Operational characteristics of the inhibitory feedback mechanism for regulation of dopamine release via presynaptic receptors

The effects of dopamine (DA) antagonists and an agonist on the release of DA were studied at different rates and lengths of stimulation. Rabbit striatal slices were incubated in vitro with [3H]DA and then superfused with amine-free medium. Electrical stimulation produced a calcium-dependent increase in transmitter overflow. For stimulations at 0.3, 1, 3 or 10 Hz, highly significant positive correlations (r > 0.88, P < .001) were encountered between the total number of depolarizing pulses applied (from 30-360) and the percentage of tissue 3H released by stimulation. However, flat or negatively sloped frequency-release curves were obtained. The fractional release per pulse decreased when longer trains of stimulation were applied. Apomorphine (0.03 and 0.1 μM) inhibited transmitter release. The magnitude of this effect was inversely related to the rate and duration of stimulation. In fact, at 10 Hz (90 pulses) the inhibitory effect of 0.03 and 0.1 μM apomorphine was only one-third of that observed at 3 Hz. Haloperidol (0.03 and 0.3 μM) and sulpiride (1 μM) enhanced transmitter release; again, the magnitude of this effect was directly related to the frequency of stimulation. Both DA antagonists increased release only at 3 and 10 Hz, enhancing the slopes of the curves: log frequency of stimulation vs. transmitter release. With longer trains of stimulation (360 pulses vs. 30, 60 or 90 pulses), the effects of apomorphine and of the DA antagonists were considerably reduced. The present study supports the contention that the release of DA from neostriatal neurons is modulated by presynaptic dopaminergic receptors.

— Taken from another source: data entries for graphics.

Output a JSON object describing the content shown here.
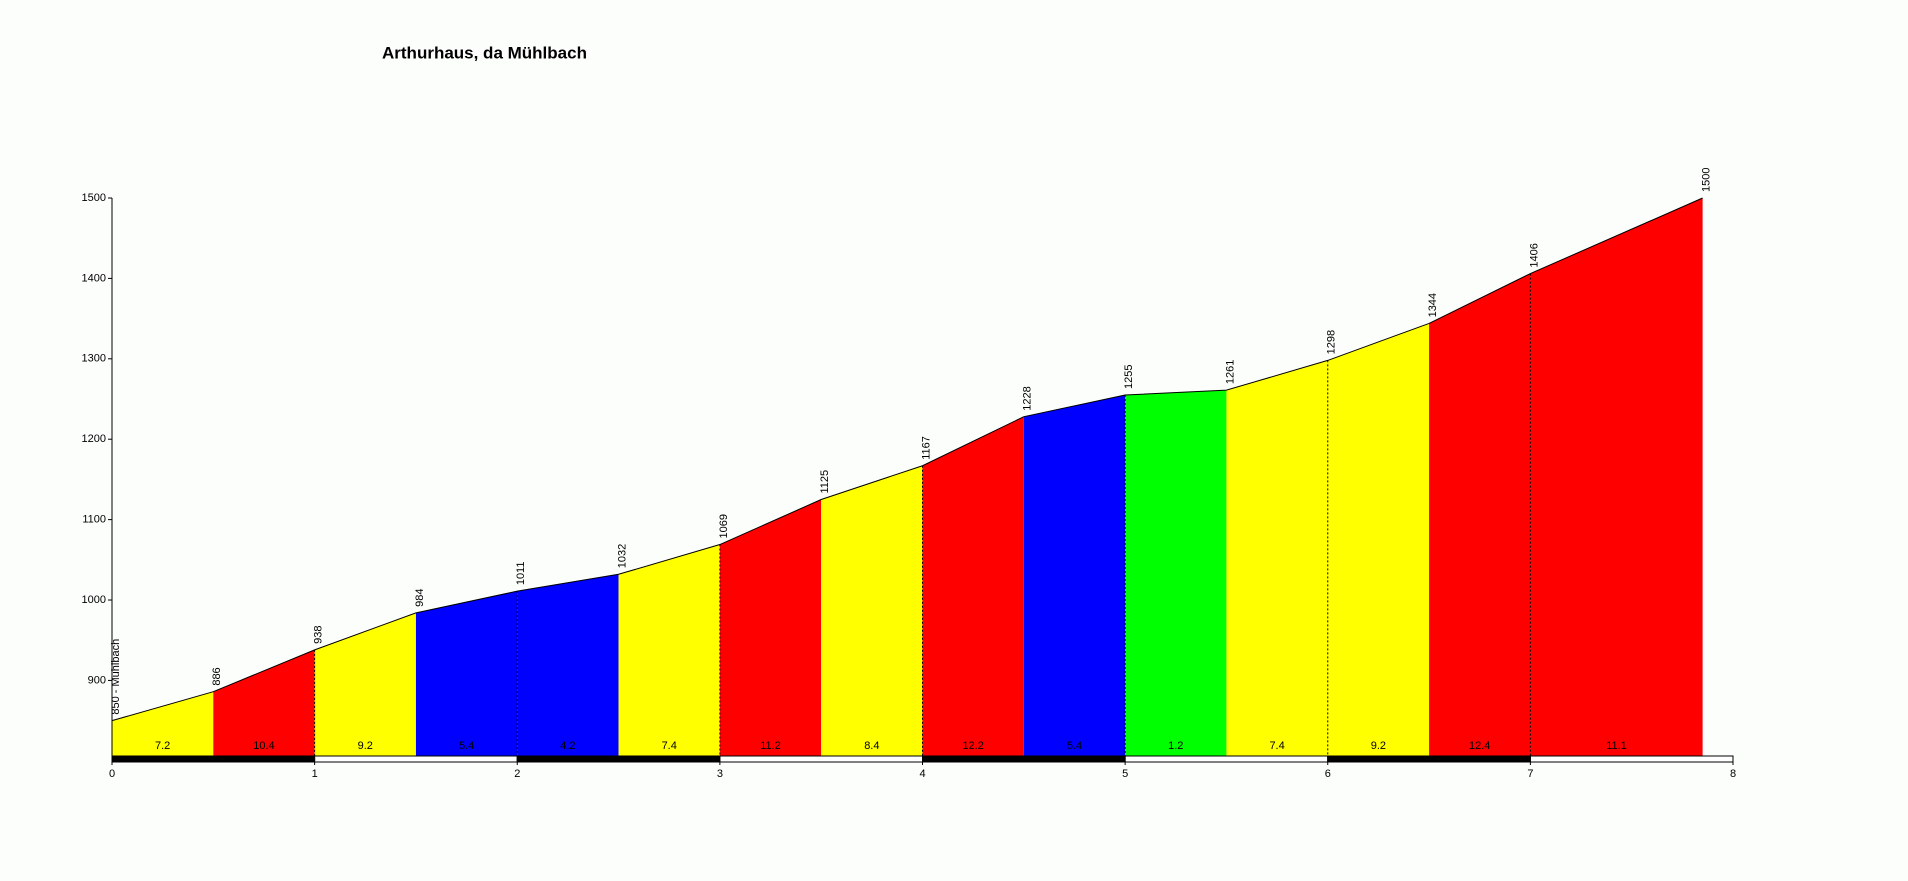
{
  "chart_data": {
    "type": "area",
    "title": "Arthurhaus, da Mühlbach",
    "x": [
      0,
      0.5,
      1,
      1.5,
      2,
      2.5,
      3,
      3.5,
      4,
      4.5,
      5,
      5.5,
      6,
      6.5,
      7,
      7.85
    ],
    "values": [
      850,
      886,
      938,
      984,
      1011,
      1032,
      1069,
      1125,
      1167,
      1228,
      1255,
      1261,
      1298,
      1344,
      1406,
      1500
    ],
    "value_labels": [
      "850 - Mühlbach",
      "886",
      "938",
      "984",
      "1011",
      "1032",
      "1069",
      "1125",
      "1167",
      "1228",
      "1255",
      "1261",
      "1298",
      "1344",
      "1406",
      "1500"
    ],
    "gradients": [
      7.2,
      10.4,
      9.2,
      5.4,
      4.2,
      7.4,
      11.2,
      8.4,
      12.2,
      5.4,
      1.2,
      7.4,
      9.2,
      12.4,
      11.1
    ],
    "segment_colors": [
      "#ffff00",
      "#ff0000",
      "#ffff00",
      "#0000ff",
      "#0000ff",
      "#ffff00",
      "#ff0000",
      "#ffff00",
      "#ff0000",
      "#0000ff",
      "#00ff00",
      "#ffff00",
      "#ffff00",
      "#ff0000",
      "#ff0000"
    ],
    "xlim": [
      0,
      8
    ],
    "xticks": [
      0,
      1,
      2,
      3,
      4,
      5,
      6,
      7,
      8
    ],
    "ylim": [
      806,
      1500
    ],
    "yticks": [
      900,
      1000,
      1100,
      1200,
      1300,
      1400,
      1500
    ]
  }
}
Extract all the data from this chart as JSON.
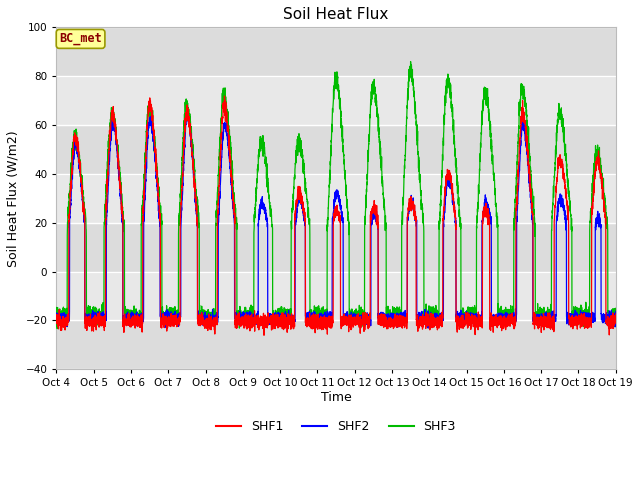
{
  "title": "Soil Heat Flux",
  "ylabel": "Soil Heat Flux (W/m2)",
  "xlabel": "Time",
  "ylim": [
    -40,
    100
  ],
  "yticks": [
    -40,
    -20,
    0,
    20,
    40,
    60,
    80,
    100
  ],
  "colors": {
    "SHF1": "#FF0000",
    "SHF2": "#0000FF",
    "SHF3": "#00BB00"
  },
  "plot_bg": "#E8E8E8",
  "annotation_text": "BC_met",
  "annotation_color": "#8B0000",
  "annotation_bg": "#FFFF99",
  "n_days": 15,
  "legend_labels": [
    "SHF1",
    "SHF2",
    "SHF3"
  ],
  "xtick_labels": [
    "Oct 4",
    "Oct 5",
    "Oct 6",
    "Oct 7",
    "Oct 8",
    "Oct 9",
    "Oct 10",
    "Oct 11",
    "Oct 12",
    "Oct 13",
    "Oct 14",
    "Oct 15",
    "Oct 16",
    "Oct 17",
    "Oct 18",
    "Oct 19"
  ],
  "day_peaks_shf1": [
    55,
    65,
    68,
    65,
    67,
    20,
    32,
    25,
    26,
    28,
    40,
    25,
    65,
    46,
    45
  ],
  "day_peaks_shf2": [
    52,
    62,
    62,
    63,
    60,
    28,
    30,
    32,
    24,
    28,
    38,
    28,
    60,
    30,
    22
  ],
  "day_peaks_shf3": [
    55,
    65,
    67,
    68,
    72,
    53,
    53,
    79,
    76,
    82,
    78,
    74,
    75,
    65,
    49
  ]
}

Because of the operational characteristics of this feedback mechanism, the effects of DA agonist and antagonists on DA release greatly depend on the firing pattern of the neurons. Bursts of high frequency would favor the facilitatory actions of antagonists, whereas DA agonists would exert maximal inhibitory effects at lower firing rates. This work also indicates that studies on the sensitivity of agonists and antagonists on presynaptic dopaminergic receptors (receptor characterization) require a careful selection of the stimulation parameters.